Demnach wurde M seitens der Konzipientin Mag B am 18. Dezember 2007 ein Tonträger mit einem darauf diktierten Konzept einer Berufung mit dem Auftrag übergeben, dieses zunächst zu übertragen, es sodann dem Beschwerdevertreter (zur Kontrolle, allfälliger Überarbeitung und Unterfertigung) vorzulegen und sodann den solcherart unterfertigten Schriftsatz spätestens am 19. Dezember 2007 eingeschrieben zur Post zu geben.

Anders als die Beschwerde meint wurde damit der M nicht bloß die manipulative Tätigkeit der (fristgerechten) Postaufgabe selbst übertragen, sondern - in Ermangelung von Vorbringen betreffend anderer Schritte zur Fristwahrung in der Kanzlei des Beschwerdevertreters - die eigenverantwortliche Wahrung der ihr von der Konzipientin schon am 18. Dezember 2007 gesetzten Frist zur Postaufgabe innerhalb eines Zeitraumes, währenddessen der Berufungsschriftsatz erst zu erstellen war, wozu nicht nur darauf abzielende Tätigkeiten der M, sondern darüber hinaus auch solche des Beschwerdevertreters selbst erforderlich waren, für deren fristgerechte Durchführung M nach Maßgabe der ihr erteilten Weisung offenbar auch Sorge zu tragen hatte.

Der im Wiedereinsetzungsantrag allein behauptete Sachverhalt ist insofern nicht mit jenen Fallkonstellationen vergleichbar, in denen einem Kanzleiangestellten nach Erstellung und Unterfertigung eines Schriftsatzes der (alleinige) Auftrag erteilt wird, diesen an sich zu nehmen, zu kuvertieren und sodann ohne weitere Zwischenschritte unverzüglich oder bis zu einem gewissen Zeitpunkt zur Post zu geben. Einen Sachverhalt, welcher jenem entspricht, der dem vom Bf für seinen Standpunkt ins Treffen geführten Beschluss des OGH vom 7. November 2007, 13 Os 120/07g, zu Grunde lag, behauptet erstmals die Beschwerde, wenn es dort heißt, der Beschwerdevertreter habe die Sekretärin M nach Übergabe des unterfertigten Schriftsatzes ausdrücklich angewiesen, diesen spätestens am 19. Dezember 2007 eingeschrieben aufzugeben.

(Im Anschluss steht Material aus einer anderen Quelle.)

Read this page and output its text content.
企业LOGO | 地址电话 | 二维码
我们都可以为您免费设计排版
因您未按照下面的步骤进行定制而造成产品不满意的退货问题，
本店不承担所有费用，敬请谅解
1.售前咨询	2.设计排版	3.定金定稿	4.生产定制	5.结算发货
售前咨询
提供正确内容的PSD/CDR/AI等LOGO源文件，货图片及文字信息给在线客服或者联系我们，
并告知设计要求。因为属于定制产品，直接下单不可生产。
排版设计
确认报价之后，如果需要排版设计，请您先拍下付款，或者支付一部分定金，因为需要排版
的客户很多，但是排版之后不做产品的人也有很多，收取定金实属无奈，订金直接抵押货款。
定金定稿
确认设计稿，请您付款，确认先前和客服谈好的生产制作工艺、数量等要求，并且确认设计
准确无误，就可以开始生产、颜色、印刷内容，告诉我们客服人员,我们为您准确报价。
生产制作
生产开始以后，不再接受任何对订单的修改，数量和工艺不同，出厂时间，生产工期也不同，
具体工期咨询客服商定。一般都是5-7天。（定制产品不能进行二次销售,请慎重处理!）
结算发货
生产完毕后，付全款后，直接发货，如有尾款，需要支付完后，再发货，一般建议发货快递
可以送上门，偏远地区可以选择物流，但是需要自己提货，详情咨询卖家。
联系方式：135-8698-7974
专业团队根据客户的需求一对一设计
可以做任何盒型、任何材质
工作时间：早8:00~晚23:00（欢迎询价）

Diese Behauptung verstößt nicht nur gegen das aus § 41 VwGG abgeleitete Neuerungsverbot im verwaltungsgerichtlichen Verfahren, sondern auch gegen die Obliegenheit, innerhalb der Frist des § 71 Abs 2 AVG den die Wiedereinsetzung rechtfertigenden Sachverhalt konkret und vollständig anzugeben. Aus dem Vorbringen im Wiedereinsetzungsantrag ergeben sich eben keine konkreten Behauptungen betreffend Weisungen, welche der M nach vollständiger Erstellung und Unterfertigung des Schriftsatzes durch den Beschwerdevertreter erteilt worden wären.

Auf Basis des Wiedereinsetzungsvorbringen hing die rechtzeitige Berufungserhebung somit davon ob, dass M sich nach (kommentarloser) Zuleitung des Berufungsschriftsatzes durch den Beschwerdevertreter an die ihr einen Tag zuvor mündlich erteilte Weisung der Mag B erinnerte, dass dieser spätestens am 19. Dezember 2006 zur Post zu geben (und daher jedenfalls in die Tagespostmappe einzuordnen) sei. Ein solches System der Fristwahrung darf aber jedenfalls ohne weitere Kontrollmechanismen einer einzelnen Kanzleiangestellten in Alleinverantwortung nicht übertragen werden.